El insistía para quedar después del trabajo algún que otro día o para comer un fin de semana. No quería darle esperanzas. Aún recordaba su última y única experiencia. Lo pasó muy mal. Fue su primer amor el chico con el que salió del instituto, empezó en la universidad y continuó hasta que juntos opositaron.
Cuando este consiguió trabajo en otra ciudad, la relación por parte de él se había enfriado. Las llamadas eran más esporádicas. Si era ella la que le llamaba, el móvil o estaba desconectado o bien, había reunión con el consejo de dirección. Había subido como la espuma. Tenía un puesto importante y empezó a demostrarle que ya no la necesitaba. El presentimiento que en su momento tuvo, se fue confirmando día a día, hasta que pasados unos meses y al abrir el correo electrónico, una punzada le atravesó el pecho al encontrar en la bandeja de entrada su dirección.

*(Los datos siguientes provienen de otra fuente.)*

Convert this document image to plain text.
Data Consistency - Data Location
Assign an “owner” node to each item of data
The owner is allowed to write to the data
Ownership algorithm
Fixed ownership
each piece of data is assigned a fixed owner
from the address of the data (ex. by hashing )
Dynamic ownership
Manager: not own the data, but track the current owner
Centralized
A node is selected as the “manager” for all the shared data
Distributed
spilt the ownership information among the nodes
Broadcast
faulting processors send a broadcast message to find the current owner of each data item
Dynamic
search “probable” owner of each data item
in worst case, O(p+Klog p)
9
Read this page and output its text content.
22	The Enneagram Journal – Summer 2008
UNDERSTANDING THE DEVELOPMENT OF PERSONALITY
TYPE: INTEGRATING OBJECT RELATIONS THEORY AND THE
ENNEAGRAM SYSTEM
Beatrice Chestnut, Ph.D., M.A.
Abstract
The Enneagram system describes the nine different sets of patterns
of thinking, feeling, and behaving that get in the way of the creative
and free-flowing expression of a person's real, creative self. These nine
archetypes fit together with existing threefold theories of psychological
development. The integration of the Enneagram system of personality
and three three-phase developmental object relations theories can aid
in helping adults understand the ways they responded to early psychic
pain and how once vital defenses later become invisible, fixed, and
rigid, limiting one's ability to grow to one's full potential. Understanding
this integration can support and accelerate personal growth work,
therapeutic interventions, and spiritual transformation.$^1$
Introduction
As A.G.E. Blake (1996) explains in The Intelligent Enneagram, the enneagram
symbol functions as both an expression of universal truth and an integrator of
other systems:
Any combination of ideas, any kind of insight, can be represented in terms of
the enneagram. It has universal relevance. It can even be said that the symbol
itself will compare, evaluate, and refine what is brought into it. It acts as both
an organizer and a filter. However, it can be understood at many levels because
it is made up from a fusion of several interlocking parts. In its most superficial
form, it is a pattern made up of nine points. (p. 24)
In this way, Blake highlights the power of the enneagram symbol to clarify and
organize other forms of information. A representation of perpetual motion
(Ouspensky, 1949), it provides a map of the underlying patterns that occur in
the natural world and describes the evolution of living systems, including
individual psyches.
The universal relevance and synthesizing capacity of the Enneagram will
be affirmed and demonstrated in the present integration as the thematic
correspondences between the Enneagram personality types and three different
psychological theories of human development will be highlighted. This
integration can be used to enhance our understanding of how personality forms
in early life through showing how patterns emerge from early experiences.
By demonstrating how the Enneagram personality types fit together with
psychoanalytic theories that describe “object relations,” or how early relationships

Nunca le había enviado un mail. Nunca lo había hecho y al verle allí impreso, no necesitó abrirlo para adivinar lo que diría. Aún así y casi por inercia, su dedo índice pulsó el botón izquierdo del ratón, para que la flecha posada sobre su dirección, se clavara en la herida sangrante y acabara partiéndose en cachitos, aquel amor que tan feliz les había hecho en otros tiempos.
“Marisa, se que ya has adivinado lo que voy a decir. Siento mucho que todo haya acabado. Hubiera ido a verte, pero no tengo valor. Se que no tengo perdón. Vivo con otra persona y no he podido decírtelo. Olvídame si puedes. Te ruego que me odies, solo así podrás olvidar el dolor que te causo, no merezco otra cosa. No he sabido hacerlo de otra manera. Quiero que sepas, que fue bonito, muy bonito mientras duró”
Carlos”.
Así termino el mail. No derramó ni una sola lágrima. Se levantó de la mesa donde estaba el ordenador, se acercó a la ventana y allí se quedó. Afuera llovía y se palpaba una mañana fría y desapacible.
Llueve detrás de los cristales, -se escuchó a si misma decir-, igual que llueve en mi corazón. Una lluvia amarga, que me impide derramar una lágrima y que por el contrario, me causa un dolor punzante, agudo, Tan agudo, que parece que en el estómago, tenga un nudo que me estrangula la vida.
Al cabo de un rato y de observar la lluvia casi sin ver, vuelve al ordenador, posa su mano sobre el ratón, elimina el mail que hay sobre impresionado en la pantalla, solicita los contactos y como una autómata, selecciona la dirección tan querida en otro momento y sin más, la elimina.
Transcurre algún tiempo y con gran esfuerzo por su parte, deja de sentir ese miedo absurdo cuando abre el correo electrónico. Creyó que bastaba con eliminarle de aquel aparato, y no fue así.
Pero hoy, al volver a mirar por la ventana y ver un sol resplandeciente, un rayito de esperanza se posa sobre su alma. La vida proseguía, -pensó-, no todo iba a ser tan frío y triste como en la época pasada. Al menos, el sol que le rozaba la cara, calentaba. ¡Incluso podría aceptar una invitación!